What Are the Possible Future Scenarios?
Path One: Temporary pause followed by resumption. Strategy previously paused purchases briefly in early July and October 2025, both times for technical adjustments. If this pause is similarly temporary, the $42 billion ATM plan remains on track, and the pause is merely a technical adjustment in issuance rhythm.
Path Two: Shift to "intermittent buying." As mNAV premiums narrow and financing costs rise, Strategy may move from "weekly fixed purchases" to "opportunistic buying." Purchase frequency drops, but individual buys may still be sizable.
Path Three: Strategic focus shifts to STRC ecosystem maintenance. In this scenario, Strategy prioritizes maintaining STRC dividend payments and price stability (keeping it near the $100 face value), with Bitcoin purchases becoming secondary. This would mark a transition from "Bitcoin buyer" to "issuer of Bitcoin-collateralized yield products."
What Risk Factors Should Be Closely Watched?
Sustainability risk of dividend payments. Strategy currently holds about $2.25 billion in cash. At an annualized dividend rate of 11.5%, even the current STRC scale requires hundreds of millions in annual dividend payouts. If the $21 billion ATM plan is fully executed, annual dividend obligations will balloon to around $2.4 billion, and current cash reserves would cover only about eight months.
Decoupling risk between MSTR and BTC valuations. MSTR’s share price has dropped roughly 76% from its November 2024 peak. If mNAV remains below 1, the efficiency of ATM common stock issuance will plummet, forcing the company to rely even more on preferred share financing, further raising fixed costs.
Regulatory and accounting risk. Preferred share dividends are treated as fixed expenditures in financial statements, not flexible capital allocations.
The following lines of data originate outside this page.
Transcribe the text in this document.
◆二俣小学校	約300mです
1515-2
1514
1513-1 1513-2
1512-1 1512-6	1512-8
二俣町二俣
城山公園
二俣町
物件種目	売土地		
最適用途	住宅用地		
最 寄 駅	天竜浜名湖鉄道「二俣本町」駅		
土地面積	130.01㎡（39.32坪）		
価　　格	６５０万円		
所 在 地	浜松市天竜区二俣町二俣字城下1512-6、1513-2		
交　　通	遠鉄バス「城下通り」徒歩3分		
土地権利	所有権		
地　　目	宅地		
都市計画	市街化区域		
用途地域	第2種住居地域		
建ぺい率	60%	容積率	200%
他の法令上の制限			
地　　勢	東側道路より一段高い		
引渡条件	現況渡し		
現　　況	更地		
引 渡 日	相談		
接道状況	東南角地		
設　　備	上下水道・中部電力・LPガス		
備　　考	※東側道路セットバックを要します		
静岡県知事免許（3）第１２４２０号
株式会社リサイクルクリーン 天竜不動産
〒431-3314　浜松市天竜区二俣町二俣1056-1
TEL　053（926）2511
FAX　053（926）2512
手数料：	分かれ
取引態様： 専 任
If market conditions deteriorate and cash flow comes under pressure, missed dividends will trigger the blocker mechanism, potentially causing cascading effects in the capital structure.
Summary
Strategy’s pause after 13 consecutive weeks of Bitcoin purchases isn’t simply a sign of "losing faith in Bitcoin." It’s a structural outcome as the company’s financing logic shifts from debt leverage to dividend-driven models. The introduction of STRC preferred shares has opened a new financing channel, but it also brings multi-billion-dollar annual fixed dividend obligations. As corporate Bitcoin buying becomes highly concentrated in a single entity—and that entity faces rising financing costs—the market must reassess the sustainability of the "continuous buying" narrative. While the purchase pause doesn’t constitute definitive evidence of a trend reversal, it is a signal worth watching: when the largest buyer starts calculating costs, the rules of the game are quietly changing.
FAQ
Q: Is Strategy’s pause in Bitcoin purchases permanent?
A: It’s unclear at this stage. The 8-K filing confirms only that no purchases were made during the week of March 23–29. Strategy has previously resumed buying after brief pauses; future weekly 8-K disclosures should be monitored.
Q: What’s the difference between STRC and STRK?
A: STRC is a perpetual preferred share launched by Strategy in July 2025, with monthly dividends and adjustable rates. STRK is an earlier series of preferred shares, differing in dividend rates, issuance scale, and payment priority.
Q: If Strategy stops buying, how much will Bitcoin prices be affected?
A: Strategy accounted for 98% of corporate Bitcoin purchases in the past 30 days, but corporate buying is only a small part of the overall Bitcoin market. ETFs and spot trading remain the main price drivers. Still, Strategy’s pause may have a bigger impact on sentiment than on actual capital flows.
Q: Is STRC’s 11.5% dividend rate sustainable?
A: Saylor has stated that maintaining this dividend requires only a 2.13% annualized Bitcoin return. However, STRC dividend payments depend on the company’s overall cash flow, which is closely tied to both MSTR share price and Bitcoin price.